Walking through Ipswich the other day, I noticed some of the changes that are currently happening in the town, and thought my musings may provide some food for thought.
Public Spaces: The County Council is carrying out major road improvements, many in the Conservation Area. Some, such as St Margaret's Plain are nearly complete; others such as the Old Cattle Market and Princes Street are work in progress. The Ipswich Design and Conservation Panel were consulted on the schemes but owing to the nature of the funding some design has been done 'on the hoof' and the final project detail has left something to be desired. However, it is hoped that new quality materials, good workmanship and reduced clutter will improve the standard of the public realm and make these areas more pedestrian friendly.
The Highway Authority: The agency agreement whereby mc undertakes the role of Highway Authority in the town comes to an end in March and the role will revert to the County Council. The County is intending to work in partnership with May Gurney. These changes are of concern as existing Borough staff will move to the County from April and to the new contractor from October. The Design and Conservation Panel has had a good working relationship with the Borough engineers, and new partnerships will have to be forged. It is important that the Society continues to lobby for involvement as to how the public spaces of Ipswich are treated.
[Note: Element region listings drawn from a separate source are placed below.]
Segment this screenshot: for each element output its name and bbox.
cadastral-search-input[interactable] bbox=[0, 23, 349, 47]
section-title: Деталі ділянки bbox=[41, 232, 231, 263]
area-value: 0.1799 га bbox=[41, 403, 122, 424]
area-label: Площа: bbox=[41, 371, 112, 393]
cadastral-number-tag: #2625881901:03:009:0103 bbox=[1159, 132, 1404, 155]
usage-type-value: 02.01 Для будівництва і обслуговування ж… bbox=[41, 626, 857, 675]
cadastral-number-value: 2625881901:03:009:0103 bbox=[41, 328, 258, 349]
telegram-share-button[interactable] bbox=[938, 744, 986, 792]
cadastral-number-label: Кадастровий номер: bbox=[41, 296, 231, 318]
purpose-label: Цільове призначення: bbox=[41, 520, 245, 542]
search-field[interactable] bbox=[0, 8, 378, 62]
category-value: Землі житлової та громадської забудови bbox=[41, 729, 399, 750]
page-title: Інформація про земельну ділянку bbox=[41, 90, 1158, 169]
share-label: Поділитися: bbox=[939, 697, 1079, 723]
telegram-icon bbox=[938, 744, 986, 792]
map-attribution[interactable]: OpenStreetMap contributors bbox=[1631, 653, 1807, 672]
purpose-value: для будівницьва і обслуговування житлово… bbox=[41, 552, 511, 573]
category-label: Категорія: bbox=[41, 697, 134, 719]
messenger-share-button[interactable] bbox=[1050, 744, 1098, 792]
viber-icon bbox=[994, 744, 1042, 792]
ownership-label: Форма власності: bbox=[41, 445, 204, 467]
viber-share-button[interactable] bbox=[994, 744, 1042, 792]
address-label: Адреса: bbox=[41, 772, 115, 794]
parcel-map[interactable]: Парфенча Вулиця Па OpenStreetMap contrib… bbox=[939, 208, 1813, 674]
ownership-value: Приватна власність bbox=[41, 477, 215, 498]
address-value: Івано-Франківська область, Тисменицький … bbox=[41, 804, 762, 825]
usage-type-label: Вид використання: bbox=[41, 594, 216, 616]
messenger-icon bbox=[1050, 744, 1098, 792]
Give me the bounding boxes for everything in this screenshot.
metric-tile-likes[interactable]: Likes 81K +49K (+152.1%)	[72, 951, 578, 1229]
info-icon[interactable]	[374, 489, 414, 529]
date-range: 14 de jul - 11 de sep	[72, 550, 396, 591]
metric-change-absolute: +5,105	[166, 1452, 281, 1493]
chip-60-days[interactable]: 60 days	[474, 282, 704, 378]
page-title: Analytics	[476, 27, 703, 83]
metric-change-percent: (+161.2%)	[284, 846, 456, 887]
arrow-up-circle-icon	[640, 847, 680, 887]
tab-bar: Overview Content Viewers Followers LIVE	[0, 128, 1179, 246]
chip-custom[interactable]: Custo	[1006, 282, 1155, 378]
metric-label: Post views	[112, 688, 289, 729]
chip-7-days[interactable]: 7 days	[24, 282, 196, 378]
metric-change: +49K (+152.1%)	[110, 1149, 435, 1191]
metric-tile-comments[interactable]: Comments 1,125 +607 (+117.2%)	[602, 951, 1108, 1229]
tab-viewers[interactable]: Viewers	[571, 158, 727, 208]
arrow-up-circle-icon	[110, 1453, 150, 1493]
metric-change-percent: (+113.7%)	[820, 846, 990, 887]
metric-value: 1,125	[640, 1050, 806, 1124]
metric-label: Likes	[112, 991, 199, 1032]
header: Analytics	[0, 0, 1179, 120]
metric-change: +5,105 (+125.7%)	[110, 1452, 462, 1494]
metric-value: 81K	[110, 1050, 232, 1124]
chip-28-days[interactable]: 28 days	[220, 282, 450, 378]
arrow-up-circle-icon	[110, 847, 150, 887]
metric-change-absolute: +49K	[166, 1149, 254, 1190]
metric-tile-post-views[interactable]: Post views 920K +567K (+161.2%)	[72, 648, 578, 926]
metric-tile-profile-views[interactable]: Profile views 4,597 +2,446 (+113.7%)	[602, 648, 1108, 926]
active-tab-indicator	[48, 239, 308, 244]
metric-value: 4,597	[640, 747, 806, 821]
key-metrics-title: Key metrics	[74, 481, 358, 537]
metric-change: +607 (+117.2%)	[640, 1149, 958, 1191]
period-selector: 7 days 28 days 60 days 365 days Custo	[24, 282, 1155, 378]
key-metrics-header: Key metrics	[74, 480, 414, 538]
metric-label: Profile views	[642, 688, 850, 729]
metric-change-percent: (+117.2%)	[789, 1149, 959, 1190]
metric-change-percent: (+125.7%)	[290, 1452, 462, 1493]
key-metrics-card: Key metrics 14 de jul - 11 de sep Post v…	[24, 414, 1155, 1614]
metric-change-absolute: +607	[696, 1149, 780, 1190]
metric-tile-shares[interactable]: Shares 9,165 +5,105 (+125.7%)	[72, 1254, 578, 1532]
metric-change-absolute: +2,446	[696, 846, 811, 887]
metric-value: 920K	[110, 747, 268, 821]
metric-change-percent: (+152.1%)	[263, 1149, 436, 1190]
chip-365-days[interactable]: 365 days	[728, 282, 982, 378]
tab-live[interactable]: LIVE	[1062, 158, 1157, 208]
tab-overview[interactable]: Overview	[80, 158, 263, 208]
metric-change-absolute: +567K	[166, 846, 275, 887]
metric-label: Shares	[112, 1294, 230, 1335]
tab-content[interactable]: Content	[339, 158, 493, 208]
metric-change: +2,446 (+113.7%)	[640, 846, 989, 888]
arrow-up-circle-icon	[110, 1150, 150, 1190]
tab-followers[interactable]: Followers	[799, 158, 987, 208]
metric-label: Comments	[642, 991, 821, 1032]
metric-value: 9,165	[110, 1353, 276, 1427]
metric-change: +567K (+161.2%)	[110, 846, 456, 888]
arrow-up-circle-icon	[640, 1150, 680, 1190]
The Environment Agency: Development around the Waterfront is mostly at a standstill. The Environment Agency has directed that there shall be no residential development within the area liable to flooding. Developments already given consent have solved this problem by proposing either street level parking or new shop units. The former leads to a dull street scene and the latter is preferable as long as the shops are let and not left empty with estate agents' notices attached. This brings me to:
Vacant Shops: These are appearing all over the town centre, partly owing to the recession and partly because of increased internet shopping and out-of-town retail parks. Ipswich is not alone with this problem and solutions are not easy to find. The recession may lead to a fall in rental values and other uses may be attracted to take empty premises. Policies to encourage more residential use in the town centre could be a way forward. Notwithstanding the opinions of Sir Stuart Rose, I am firmly of the view that the market should remain on the Cornhill. It is the life blood of the town and attracts shoppers to use other services and shops at the same time. Whatever the solution, the physical fabric of the town relies on its economic vitality; the two are interdependent.
The Green Deal: This is a Government initiative to encourage people to better insulate their homes. One possible method to deal with properties with solid brick walls is to externally clad them with insulation which is then rendered. This will require ongoing maintenance. These properties are from housing stock constructed typically before World War I. The Green Deal, if taken up by owners of these houses, could lead to some strange sights in the Victorian areas of the town.
Conclusions: These are a rather disparate range of topics but they illustrate the importance of a strong and vocal Ipswich Society. The town has always been subject to change, but times have never been so challenging and vigilance is essential.